Ann Peckham, on Making ‘Pickled Mellons’

To pickle MELLONS
"Take young green mellons, cut a piece out of their sides the length of your mellons, take out their seeds, drain and rub the insides with salt ; then put into them mustard seed: bruised, shallots and ginger sliced, whole pepper, and horse-raddish ; put your pieces in again, tie them fast down, put them in strong salt and water, and hang them over the fire covered close up 'till they are green ; make a pickle of white wine vinegar and spices, and take the mellons out of the salt and water, and put them into it when hot, and tie them close down. You may do large cucumbers the same way."

Ann Peckham, The Complete English Cook; Or, Prudent Housewife, 1767

This year, at work, we’re growing melons in a polytunnel for an AGM[1] trial. They’re doing rather well, despite being planted up a bit late[2] but on the off-chance that we do have a few smaller, under-rip specimens hanging around at the end of the trial process, this recipe from Ann Peckham’s C18th household management manual might just come in useful.

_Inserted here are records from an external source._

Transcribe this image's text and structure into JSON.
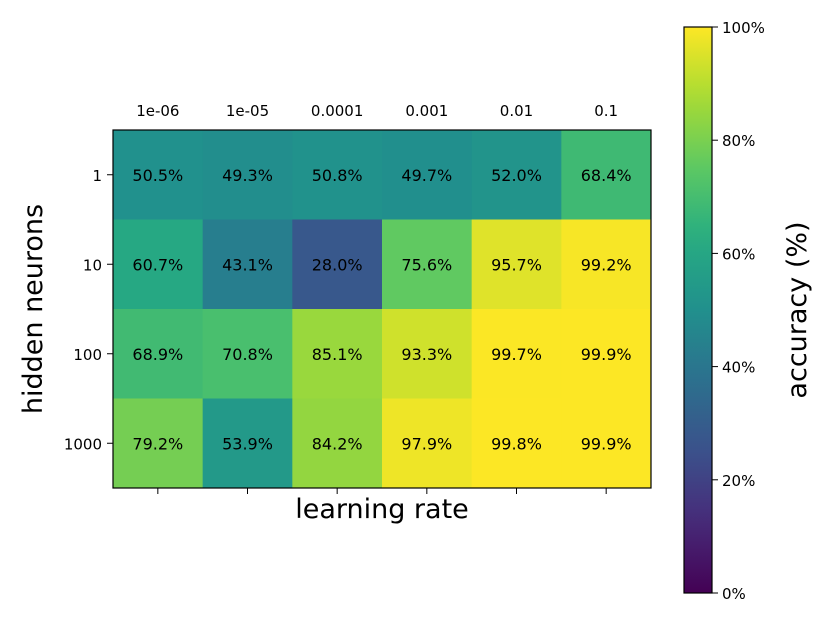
{
  "chart_data": {
    "type": "heatmap",
    "title": "",
    "xlabel": "learning rate",
    "ylabel": "hidden neurons",
    "x_categories": [
      "1e-06",
      "1e-05",
      "0.0001",
      "0.001",
      "0.01",
      "0.1"
    ],
    "y_categories": [
      "1",
      "10",
      "100",
      "1000"
    ],
    "values": [
      [
        50.5,
        49.3,
        50.8,
        49.7,
        52.0,
        68.4
      ],
      [
        60.7,
        43.1,
        28.0,
        75.6,
        95.7,
        99.2
      ],
      [
        68.9,
        70.8,
        85.1,
        93.3,
        99.7,
        99.9
      ],
      [
        79.2,
        53.9,
        84.2,
        97.9,
        99.8,
        99.9
      ]
    ],
    "value_labels": [
      [
        "50.5%",
        "49.3%",
        "50.8%",
        "49.7%",
        "52.0%",
        "68.4%"
      ],
      [
        "60.7%",
        "43.1%",
        "28.0%",
        "75.6%",
        "95.7%",
        "99.2%"
      ],
      [
        "68.9%",
        "70.8%",
        "85.1%",
        "93.3%",
        "99.7%",
        "99.9%"
      ],
      [
        "79.2%",
        "53.9%",
        "84.2%",
        "97.9%",
        "99.8%",
        "99.9%"
      ]
    ],
    "colormap": "viridis",
    "colorbar": {
      "label": "accuracy (%)",
      "range": [
        0,
        100
      ],
      "ticks": [
        0,
        20,
        40,
        60,
        80,
        100
      ],
      "tick_labels": [
        "0%",
        "20%",
        "40%",
        "60%",
        "80%",
        "100%"
      ]
    }
  }
}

Salt, mustard seed, shallots, root ginger, pepper (corns, although I expect you could substitute your favourite chili if you prefer), and horseradish as well? That’s some fiery melon-stuffing material right there. Cooked in salted water until they’re green – presumably meaning significantly greener than when they went in – and then finished off in a hot, spiced white wine vinegar liquor. Wow. They sound a bit taste-bud-blowing to me. No recommended serving suggestion, but I guess if you’re into hot pickles then you’ll already have an idea of how to enjoy them.

What do you reckon? Do these fiery pickled melons sound like your sort of thing? Have you made something similar with cucumbers? Do please let me know, via the comments.


1 RHS Award of Garden Merit.
2 I had a dose of covid-19 at just the wrong moment – not that there’s really a right moment – which delayed the schedule by a week or two.